To use Edwards’s language, it would be “absurd” to believe that the first act of choice is the product of an act of choice that went before it since there isn’t, in fact, an act of choice before the first act of choice. What exists before the first act of choice [effect] is cause. This is the common and natural basis for our knowledge of the being of God [Romans 1.20]:

“Nothing ever comes to pass without a cause. What is self-existent, must be from eternity, and must be unchangeable; but as to all things that begin to be [including acts of the will or that by which the mind chooses any thing] they are not self-existent, and therefore must have some foundation of their existence without themselves. That whatsoever begins to be, which before was not, must have a cause why it then begins to exist, seems to be the first dictate of the of the common and natural sense which God hath implanted in the minds of all mankind, and the main foundation of all our reasonings about the existence of things past, present, or to come” [p. 48].

The will then is not self-determining as the Arminians would define self-determination. The will is rather as the greatest apparent good is [pp. 7-8]. The implications of seeing effect apart from cause [even in stating that cause influences effect without necessarily determining effect] are devastating to an understanding of the freedom [without constraint] of the first efficient Cause or God Himself:

“But if 0nce this grand principle of common sense be given up, that what is not necessary in itself, must have a cause; and we begin to maintain, that things may come into existence and begin to be, which heretofore have not been, of themselves, without any cause; all our means of ascending in our arguing from the creature to the Creator, and all our evidence of the being of God is cut off at one blow. In this case, we cannot prove that there is a God, either from the being of the world and the creatures in it, or from the manner of their being, their order, beauty and use” [p.50].

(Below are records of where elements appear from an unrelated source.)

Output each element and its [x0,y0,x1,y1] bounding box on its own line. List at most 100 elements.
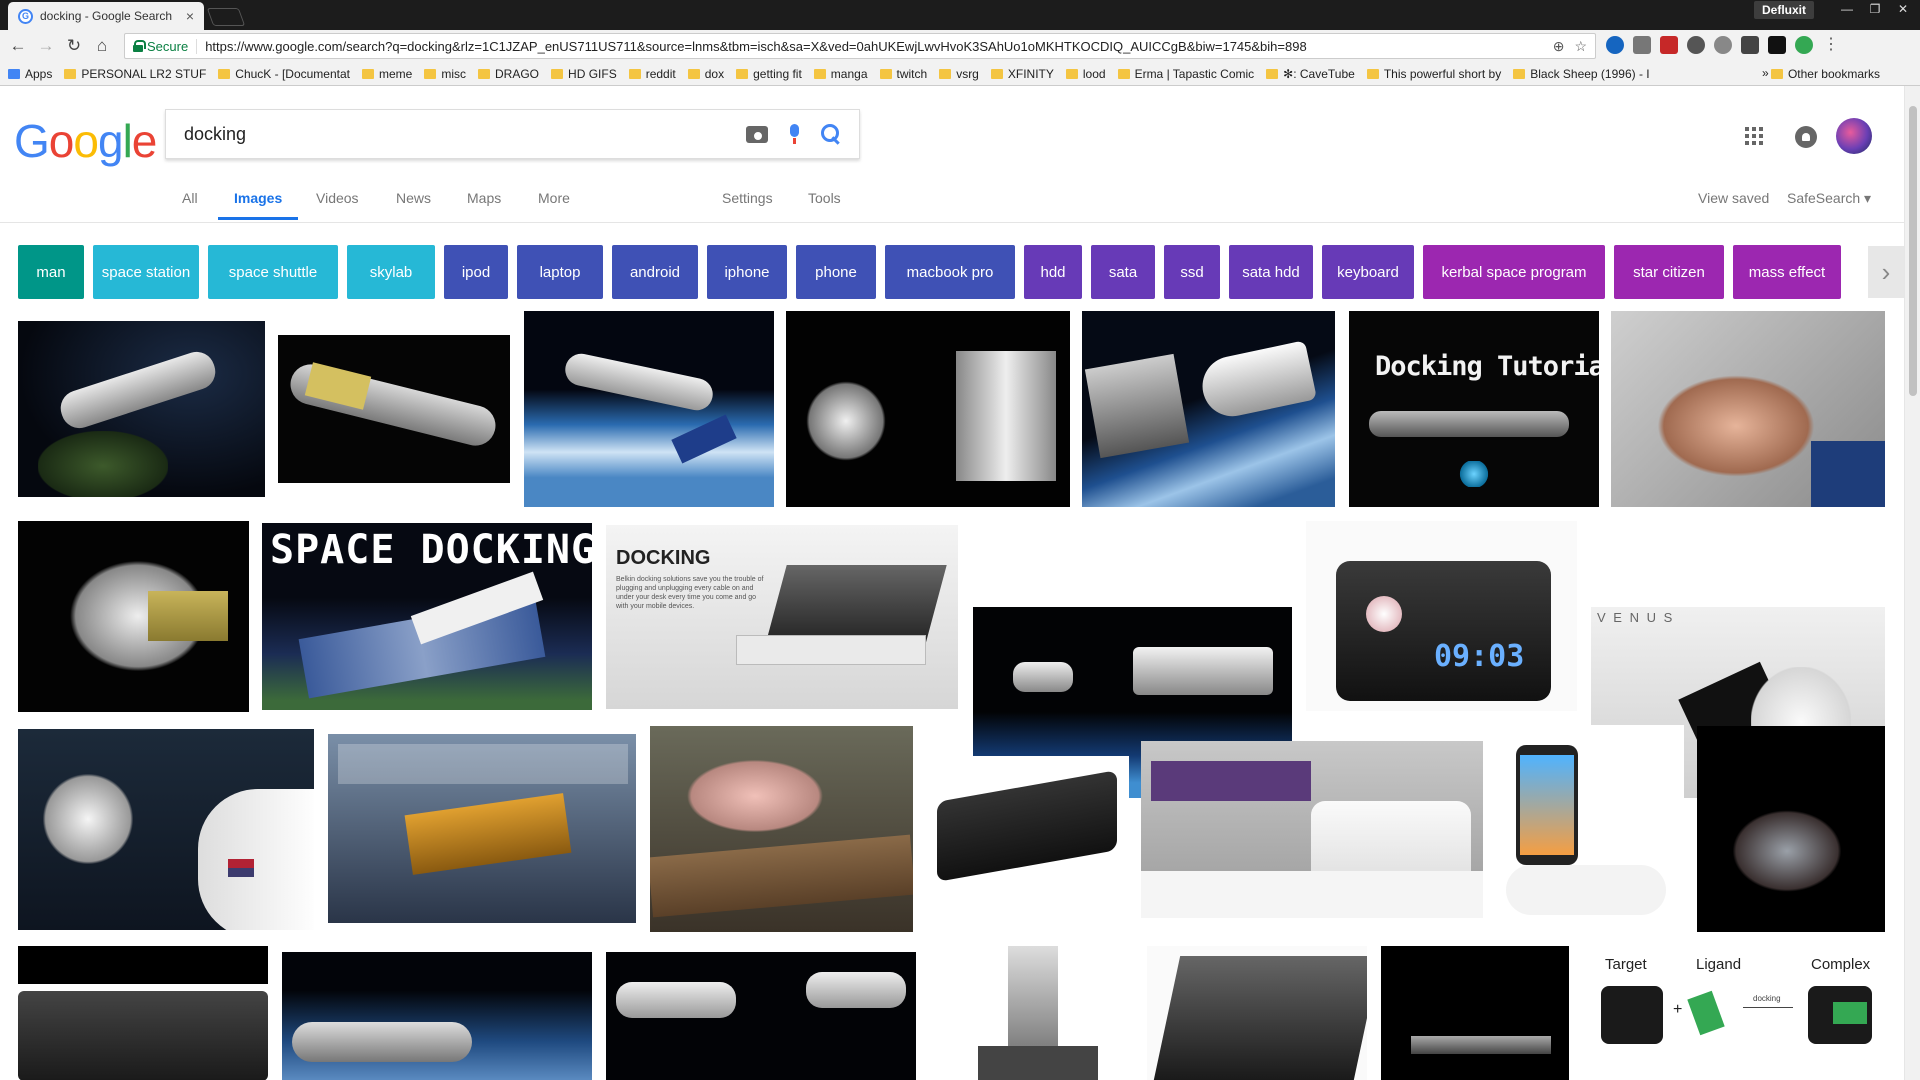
related-search-chip[interactable]: iphone [707,245,787,299]
image-result[interactable] [524,311,774,507]
scrollbar-thumb[interactable] [1909,106,1917,396]
bookmark-item[interactable]: XFINITY [990,67,1054,81]
image-result[interactable] [1147,946,1367,1080]
camera-icon[interactable] [746,125,768,143]
tab-videos[interactable]: Videos [316,190,359,220]
new-tab-button[interactable] [206,8,246,26]
zoom-icon[interactable]: ⊕ [1553,38,1565,55]
image-result[interactable]: Docking Tutorial [1349,311,1599,507]
bookmark-item[interactable]: vsrg [939,67,979,81]
notifications-icon[interactable] [1795,126,1817,148]
avatar[interactable] [1836,118,1872,154]
search-input[interactable]: docking [184,124,746,145]
image-result[interactable] [18,521,249,712]
image-result[interactable] [282,952,592,1080]
related-search-chip[interactable]: laptop [517,245,603,299]
image-result[interactable] [938,946,1124,1080]
omnibox[interactable]: Secure https://www.google.com/search?q=d… [124,33,1596,59]
home-icon[interactable]: ⌂ [88,32,116,60]
microphone-icon[interactable] [790,124,799,144]
extension-icon[interactable] [1795,36,1813,54]
tab-news[interactable]: News [396,190,431,220]
image-result[interactable] [927,756,1129,896]
minimize-icon[interactable]: — [1834,0,1860,18]
related-search-chip[interactable]: macbook pro [885,245,1015,299]
related-search-chip[interactable]: skylab [347,245,435,299]
image-result[interactable] [18,729,314,930]
image-result[interactable] [1496,725,1684,933]
bookmark-item[interactable]: manga [813,67,868,81]
profile-badge[interactable]: Defluxit [1754,1,1815,19]
bookmark-item[interactable]: Black Sheep (1996) - I [1513,67,1650,81]
tab-images[interactable]: Images [218,190,299,220]
bookmark-item[interactable]: Erma | Tapastic Comic [1117,67,1254,81]
image-result[interactable] [278,335,510,483]
amazon-icon[interactable] [1768,36,1786,54]
google-apps-icon[interactable] [1745,127,1763,145]
close-tab-icon[interactable]: × [186,8,194,24]
image-result[interactable] [1697,726,1885,932]
related-search-chip[interactable]: android [612,245,698,299]
extension-icon[interactable] [1687,36,1705,54]
google-logo[interactable]: Google [14,114,157,168]
extension-icon[interactable] [1660,36,1678,54]
bookmark-star-icon[interactable]: ☆ [1574,38,1587,55]
related-search-chip[interactable]: ipod [444,245,508,299]
search-box[interactable]: docking [165,109,860,159]
tab-tools[interactable]: Tools [808,190,841,220]
bookmarks-overflow-icon[interactable]: » [1762,66,1769,80]
image-result[interactable]: SPACE DOCKING [262,523,592,710]
bookmark-item[interactable]: twitch [879,67,927,81]
image-result[interactable] [786,311,1070,507]
related-search-chip[interactable]: hdd [1024,245,1082,299]
tab-maps[interactable]: Maps [467,190,501,220]
bookmark-item[interactable]: This powerful short by [1366,67,1501,81]
chevron-right-icon[interactable]: › [1868,246,1904,298]
image-result[interactable]: Target Ligand Complex + docking [1583,946,1885,1080]
related-search-chip[interactable]: man [18,245,84,299]
bookmark-item[interactable]: PERSONAL LR2 STUF [64,67,206,81]
related-search-chip[interactable]: space shuttle [208,245,338,299]
image-result[interactable] [1381,946,1569,1080]
image-result[interactable] [18,321,265,497]
related-search-chip[interactable]: sata [1091,245,1155,299]
bookmark-item[interactable]: DRAGO [478,67,539,81]
back-arrow-icon[interactable]: ← [4,32,32,60]
image-result[interactable] [18,946,268,1080]
image-result[interactable] [1082,311,1335,507]
bookmark-item[interactable]: misc [424,67,466,81]
bookmark-item[interactable]: meme [362,67,412,81]
reload-icon[interactable]: ↻ [60,32,88,60]
browser-tab[interactable]: G docking - Google Search × [8,2,204,30]
url-text[interactable]: https://www.google.com/search?q=docking&… [205,39,1553,54]
related-search-chip[interactable]: star citizen [1614,245,1724,299]
bookmark-item[interactable]: lood [1065,67,1106,81]
extension-icon[interactable] [1606,36,1624,54]
forward-arrow-icon[interactable]: → [32,32,60,60]
related-search-chip[interactable]: mass effect [1733,245,1841,299]
image-result[interactable]: 09:03 [1306,521,1577,711]
bookmark-item[interactable]: ✻: CaveTube [1266,67,1355,81]
related-search-chip[interactable]: ssd [1164,245,1220,299]
image-result[interactable] [1141,741,1483,918]
image-result[interactable] [1611,311,1885,507]
extension-icon[interactable] [1633,36,1651,54]
tab-all[interactable]: All [182,190,198,220]
view-saved-link[interactable]: View saved [1698,190,1769,220]
menu-kebab-icon[interactable]: ⋮ [1822,36,1840,54]
secure-indicator[interactable]: Secure [133,38,198,54]
extension-icon[interactable] [1741,36,1759,54]
page-scrollbar[interactable] [1904,86,1920,1080]
bookmark-item[interactable]: ChucK - [Documentat [218,67,350,81]
image-result[interactable]: DOCKING Belkin docking solutions save yo… [606,525,958,709]
other-bookmarks[interactable]: Other bookmarks [1770,67,1880,81]
bookmark-item[interactable]: getting fit [736,67,802,81]
bookmark-item[interactable]: reddit [628,67,676,81]
restore-icon[interactable]: ❐ [1862,0,1888,18]
image-result[interactable] [606,952,916,1080]
related-search-chip[interactable]: kerbal space program [1423,245,1605,299]
related-search-chip[interactable]: keyboard [1322,245,1414,299]
extension-icon[interactable] [1714,36,1732,54]
safesearch-dropdown[interactable]: SafeSearch ▾ [1787,190,1871,220]
tab-more[interactable]: More [538,190,570,220]
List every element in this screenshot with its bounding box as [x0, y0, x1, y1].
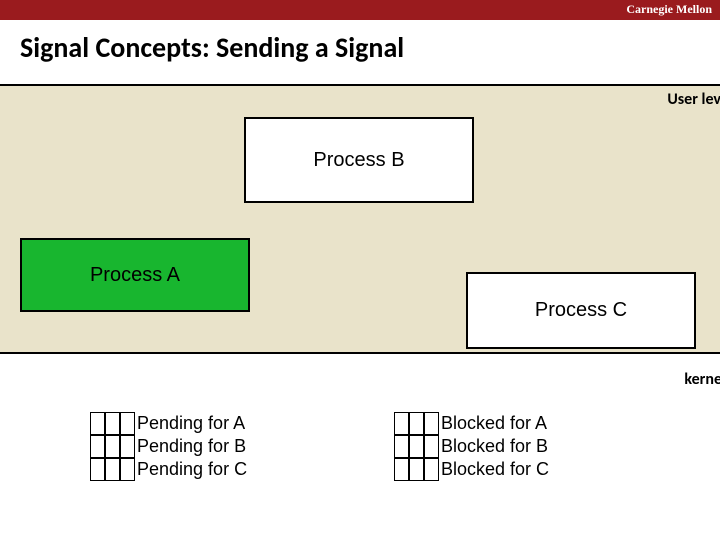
slide-title: Signal Concepts: Sending a Signal [20, 30, 404, 65]
bit-cell [105, 458, 120, 481]
process-c-label: Process C [535, 299, 627, 322]
bit-cell [90, 412, 105, 435]
bit-cell [120, 435, 135, 458]
bit-cell [90, 458, 105, 481]
bit-cell [424, 412, 439, 435]
blocked-labels: Blocked for A Blocked for B Blocked for … [439, 412, 549, 481]
header-bar: Carnegie Mellon [0, 0, 720, 20]
pending-bit-grid [90, 412, 135, 481]
bit-cell [409, 412, 424, 435]
pending-row-label: Pending for B [135, 435, 247, 458]
process-b-label: Process B [313, 149, 404, 172]
bit-cell [90, 435, 105, 458]
bit-cell [120, 412, 135, 435]
slide: Carnegie Mellon Signal Concepts: Sending… [0, 0, 720, 540]
blocked-group: Blocked for A Blocked for B Blocked for … [394, 412, 549, 481]
bit-cell [409, 435, 424, 458]
bit-cell [394, 435, 409, 458]
pending-labels: Pending for A Pending for B Pending for … [135, 412, 247, 481]
bit-cell [120, 458, 135, 481]
pending-row-label: Pending for A [135, 412, 247, 435]
process-a-box: Process A [20, 238, 250, 312]
kernel-label: kerne [684, 370, 720, 389]
bit-cell [105, 412, 120, 435]
bit-cell [105, 435, 120, 458]
bit-cell [409, 458, 424, 481]
process-b-box: Process B [244, 117, 474, 203]
pending-group: Pending for A Pending for B Pending for … [90, 412, 247, 481]
user-level-label: User lev [667, 90, 720, 109]
institution-label: Carnegie Mellon [626, 2, 712, 17]
bit-cell [424, 458, 439, 481]
bit-cell [424, 435, 439, 458]
process-c-box: Process C [466, 272, 696, 349]
bit-cell [394, 458, 409, 481]
blocked-row-label: Blocked for A [439, 412, 549, 435]
bit-cell [394, 412, 409, 435]
process-a-label: Process A [90, 264, 180, 287]
pending-row-label: Pending for C [135, 458, 247, 481]
blocked-row-label: Blocked for B [439, 435, 549, 458]
blocked-bit-grid [394, 412, 439, 481]
blocked-row-label: Blocked for C [439, 458, 549, 481]
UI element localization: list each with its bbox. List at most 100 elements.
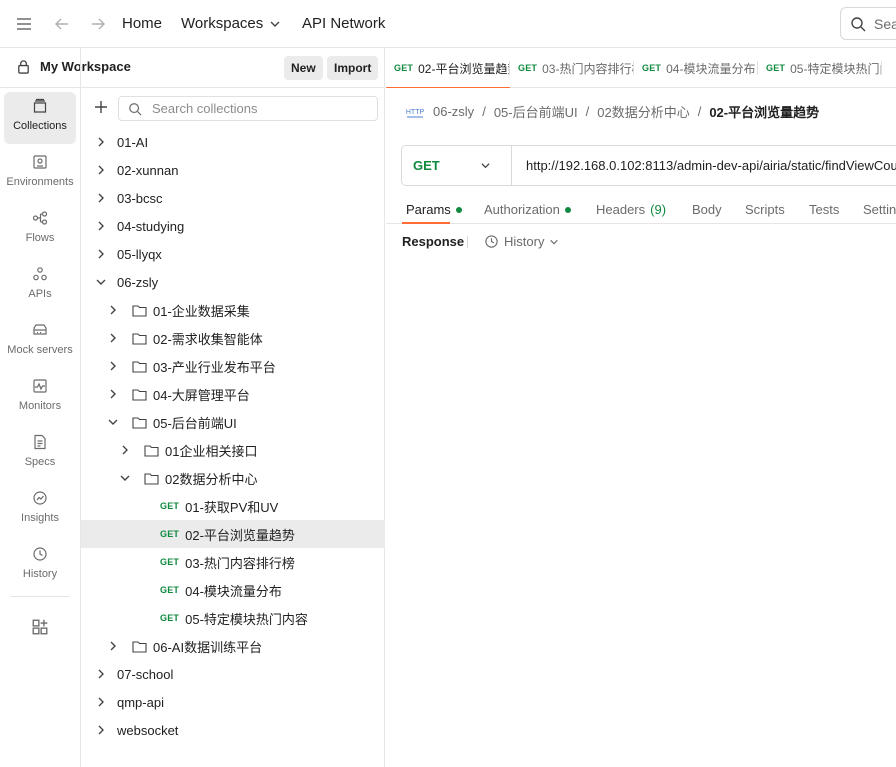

The theological implications are enormous. Edwards will help us with those further along in the treatise. Section 11 [p. 111] looks full of theological help. Edwards does, however, give us a terse summary statement at the end of section X.

“There can be no act of will, choice, or preference of the mind without some motive or inducement, something in the mind’s view, which it aims at, seeks, inclines to, and goes after; so it is most manifest, there is no such liberty in the universe as Arminians insist on; nor any such thing possible or conceivable” [p. 110].